Hi Chris,
There's an additional step performed during sanitization that recognizes
that the implicit H needs to be on the N. The steps of a normal full
molecular sanitization operation are documented here:
http://www.rdkit.org/docs/RDKit_Book.html#molecular-sanitization
The adjustHs() function is not exposed directly to Python, but you can take
care of aromaticity assignment and adjustHs in a single call with the
SanitizeMol() function:
In [21]: m = Chem.MolFromMolBlock(mb,sanitize=False)
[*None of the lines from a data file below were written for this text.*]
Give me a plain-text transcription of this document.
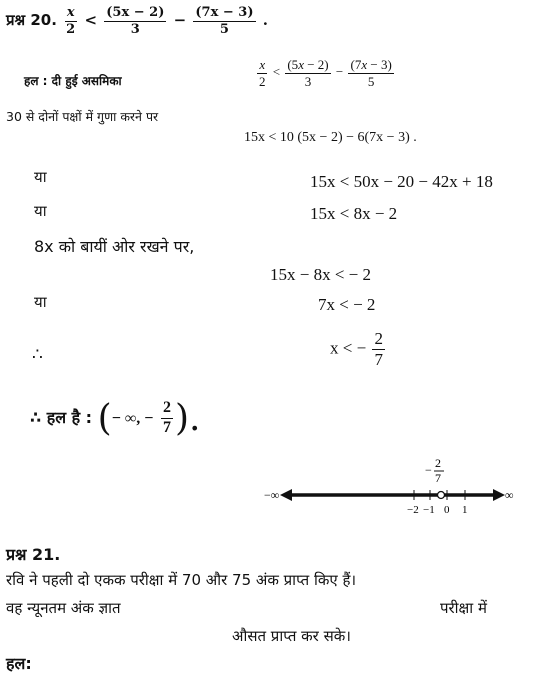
प्रश्न 20. $\frac{x}{2} < \frac{(5x - 2)}{3} - \frac{(7x - 3)}{5}$ .
हल : दी हुई असमिका	$\frac{x}{2} < \frac{(5x - 2)}{3} - \frac{(7x - 3)}{5}$
30 से दोनों पक्षों में गुणा करने पर
15x < 10 (5x − 2) − 6(7x − 3) .
या	15x < 50x − 20 − 42x + 18
या	15x < 8x − 2
8x को बायीं ओर रखने पर,
15x − 8x < − 2
या	7x < − 2
∴	x < − $\frac{2}{7}$
∴ हल है : (− ∞, − $\frac{2}{7}$ ).
− 2
7
−∞	∞
−2 −1 0 1
प्रश्न 21.
रवि ने पहली दो एकक परीक्षा में 70 और 75 अंक प्राप्त किए हैं।
वह न्यूनतम अंक ज्ञात	परीक्षा में
औसत प्राप्त कर सके।
हल:
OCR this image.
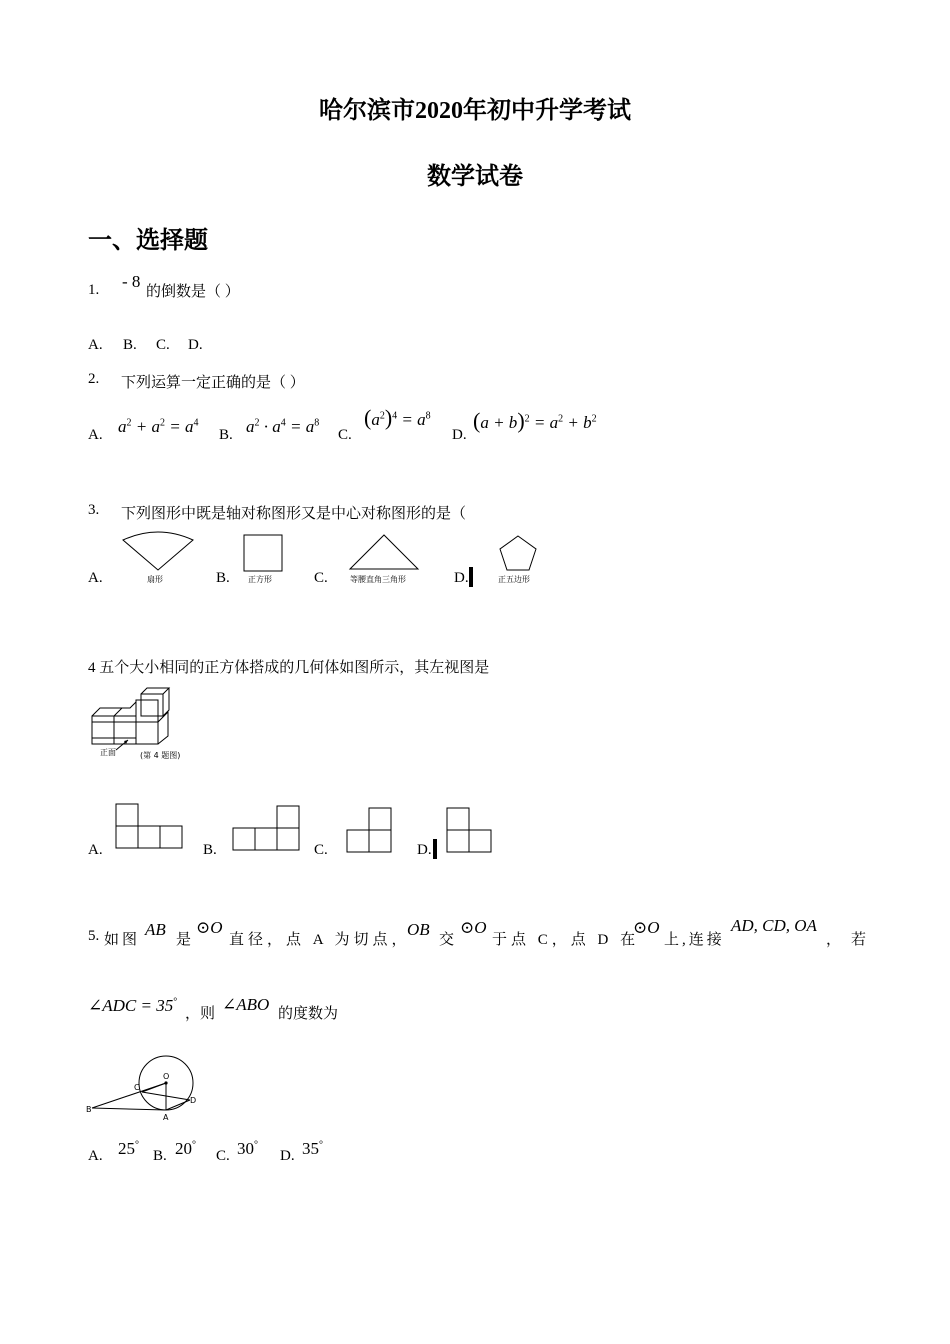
哈尔滨市2020年初中升学考试
数学试卷
一、选择题
1. - 8
的倒数是（ ）
A. B. C. D.
2. 下列运算一定正确的是（ ）
A. $a^2 + a^2 = a^4$
B. $a^2 \cdot a^4 = a^8$
C.
$(a^2)^4 = a^8$
D.
$(a + b)^2 = a^2 + b^2$
3. 下列图形中既是轴对称图形又是中心对称图形的是（
A.	扇形	B. 正方形	C.	等腰直角三角形	D.	正五边形
4 五个大小相同的正方体搭成的几何体如图所示，其左视图是
正面	(第 4 题图)
A.	B.	C.	D.
5. 如图
AB
是
⊙O
直径，点 A 为切点，
OB
交
⊙O
于点 C，点 D 在
⊙O
上,连接
AD, CD, OA
，若
∠ADC = 35°
，则 ∠ABO 的度数为
O
C
B
A
D
A. 25°
B. 20°
C. 30°
D. 35°
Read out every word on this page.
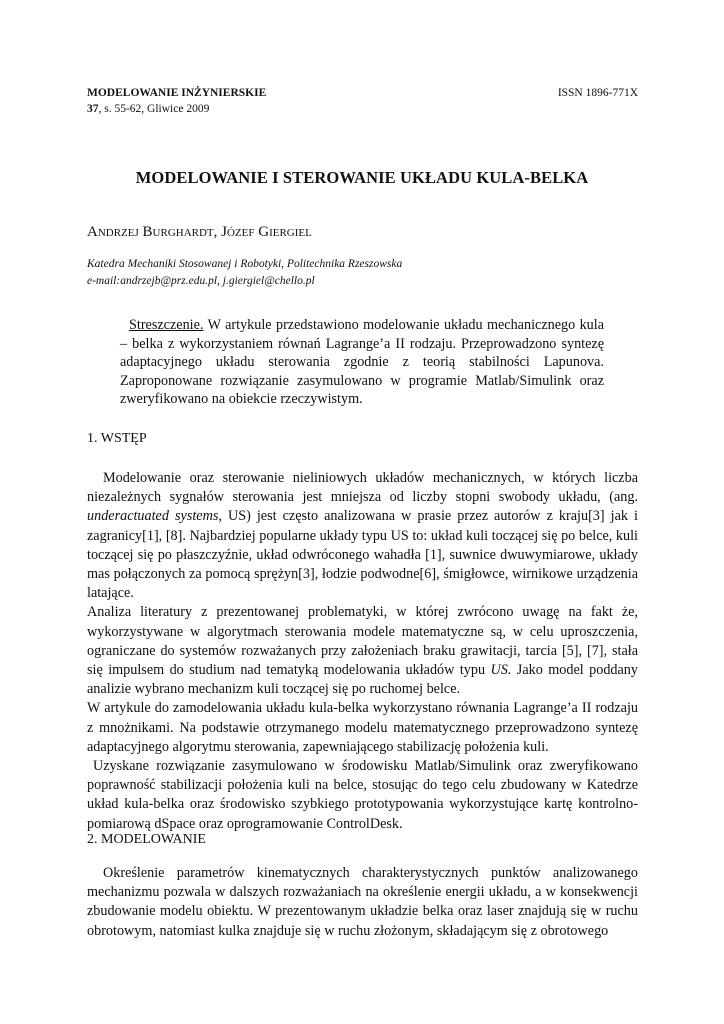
MODELOWANIE INŻYNIERSKIE
37, s. 55-62, Gliwice 2009
ISSN 1896-771X
MODELOWANIE I STEROWANIE UKŁADU KULA-BELKA
Andrzej Burghardt, Józef Giergiel
Katedra Mechaniki Stosowanej i Robotyki, Politechnika Rzeszowska
e-mail:andrzejb@prz.edu.pl, j.giergiel@chello.pl
Streszczenie. W artykule przedstawiono modelowanie układu mechanicznego kula – belka z wykorzystaniem równań Lagrange’a II rodzaju. Przeprowadzono syntezę adaptacyjnego układu sterowania zgodnie z teorią stabilności Lapunova. Zaproponowane rozwiązanie zasymulowano w programie Matlab/Simulink oraz zweryfikowano na obiekcie rzeczywistym.
1. WSTĘP

Modelowanie oraz sterowanie nieliniowych układów mechanicznych, w których liczba niezależnych sygnałów sterowania jest mniejsza od liczby stopni swobody układu, (ang. underactuated systems, US) jest często analizowana w prasie przez autorów z kraju[3] jak i zagranicy[1], [8]. Najbardziej popularne układy typu US to: układ kuli toczącej się po belce, kuli toczącej się po płaszczyźnie, układ odwróconego wahadła [1], suwnice dwuwymiarowe, układy mas połączonych za pomocą sprężyn[3], łodzie podwodne[6], śmigłowce, wirnikowe urządzenia latające.

Analiza literatury z prezentowanej problematyki, w której zwrócono uwagę na fakt że, wykorzystywane w algorytmach sterowania modele matematyczne są, w celu uproszczenia, ograniczane do systemów rozważanych przy założeniach braku grawitacji, tarcia [5], [7], stała się impulsem do studium nad tematyką modelowania układów typu US. Jako model poddany analizie wybrano mechanizm kuli toczącej się po ruchomej belce.

W artykule do zamodelowania układu kula-belka wykorzystano równania Lagrange’a II rodzaju z mnożnikami. Na podstawie otrzymanego modelu matematycznego przeprowadzono syntezę adaptacyjnego algorytmu sterowania, zapewniającego stabilizację położenia kuli.

Uzyskane rozwiązanie zasymulowano w środowisku Matlab/Simulink oraz zweryfikowano poprawność stabilizacji położenia kuli na belce, stosując do tego celu zbudowany w Katedrze układ kula-belka oraz środowisko szybkiego prototypowania wykorzystujące kartę kontrolno-pomiarową dSpace oraz oprogramowanie ControlDesk.

2. MODELOWANIE

Określenie parametrów kinematycznych charakterystycznych punktów analizowanego mechanizmu pozwala w dalszych rozważaniach na określenie energii układu, a w konsekwencji zbudowanie modelu obiektu. W prezentowanym układzie belka oraz laser znajdują się w ruchu obrotowym, natomiast kulka znajduje się w ruchu złożonym, składającym się z obrotowego
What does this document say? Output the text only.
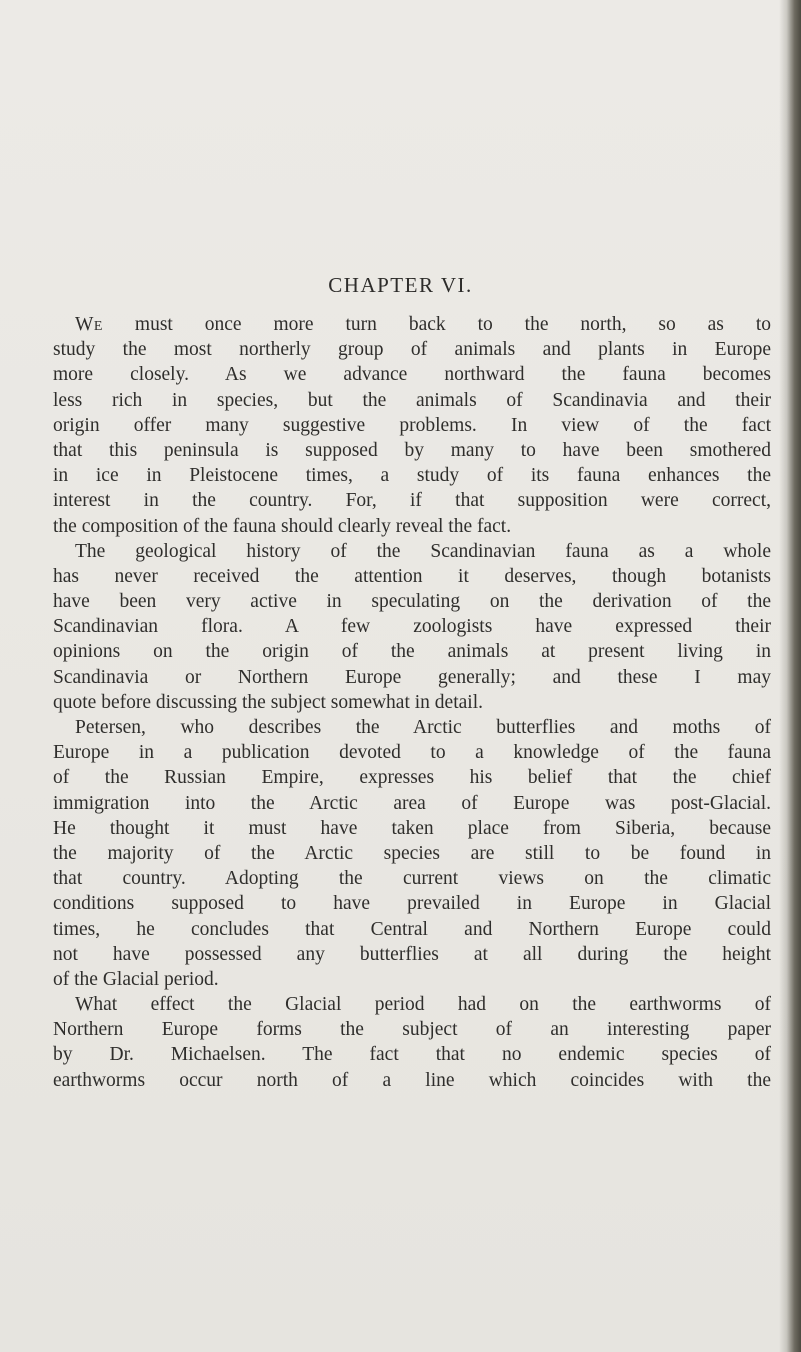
CHAPTER VI.
We must once more turn back to the north, so as to
study the most northerly group of animals and plants in Europe
more closely. As we advance northward the fauna becomes
less rich in species, but the animals of Scandinavia and their
origin offer many suggestive problems. In view of the fact
that this peninsula is supposed by many to have been smothered
in ice in Pleistocene times, a study of its fauna enhances the
interest in the country. For, if that supposition were correct,
the composition of the fauna should clearly reveal the fact.
The geological history of the Scandinavian fauna as a whole
has never received the attention it deserves, though botanists
have been very active in speculating on the derivation of the
Scandinavian flora. A few zoologists have expressed their
opinions on the origin of the animals at present living in
Scandinavia or Northern Europe generally; and these I may
quote before discussing the subject somewhat in detail.
Petersen, who describes the Arctic butterflies and moths of
Europe in a publication devoted to a knowledge of the fauna
of the Russian Empire, expresses his belief that the chief
immigration into the Arctic area of Europe was post-Glacial.
He thought it must have taken place from Siberia, because
the majority of the Arctic species are still to be found in
that country. Adopting the current views on the climatic
conditions supposed to have prevailed in Europe in Glacial
times, he concludes that Central and Northern Europe could
not have possessed any butterflies at all during the height
of the Glacial period.
What effect the Glacial period had on the earthworms of
Northern Europe forms the subject of an interesting paper
by Dr. Michaelsen. The fact that no endemic species of
earthworms occur north of a line which coincides with the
In [22]: Chem.SanitizeMol(m,sanitizeOps=Chem.SANITIZE_
SETAROMATICITY|Chem.SANITIZE_ADJUSTHS)
Out[22]: rdkit.Chem.rdmolops.SanitizeFlags.SANITIZE_NONE
In [23]: Chem.MolToSmiles(m)
Out[23]: 'CC(C)c1cccc2c(Cl)cc(-c3ccc(-c4ccc(C(=O)O)cc4)[nH]3)nc12'
I highlighted the N in the heterocyle with the implicit H.
Hopefully this helps.
Best,
-greg
p.s. Note: while testing parts of this answer I uncovered a bug in
AdjustHs() that causes it to fail for molecules that include atoms with
"bad valences": https://github.com/rdkit/rdkit/issues/1605 This looks like
it should be easy to fix for the upcoming release.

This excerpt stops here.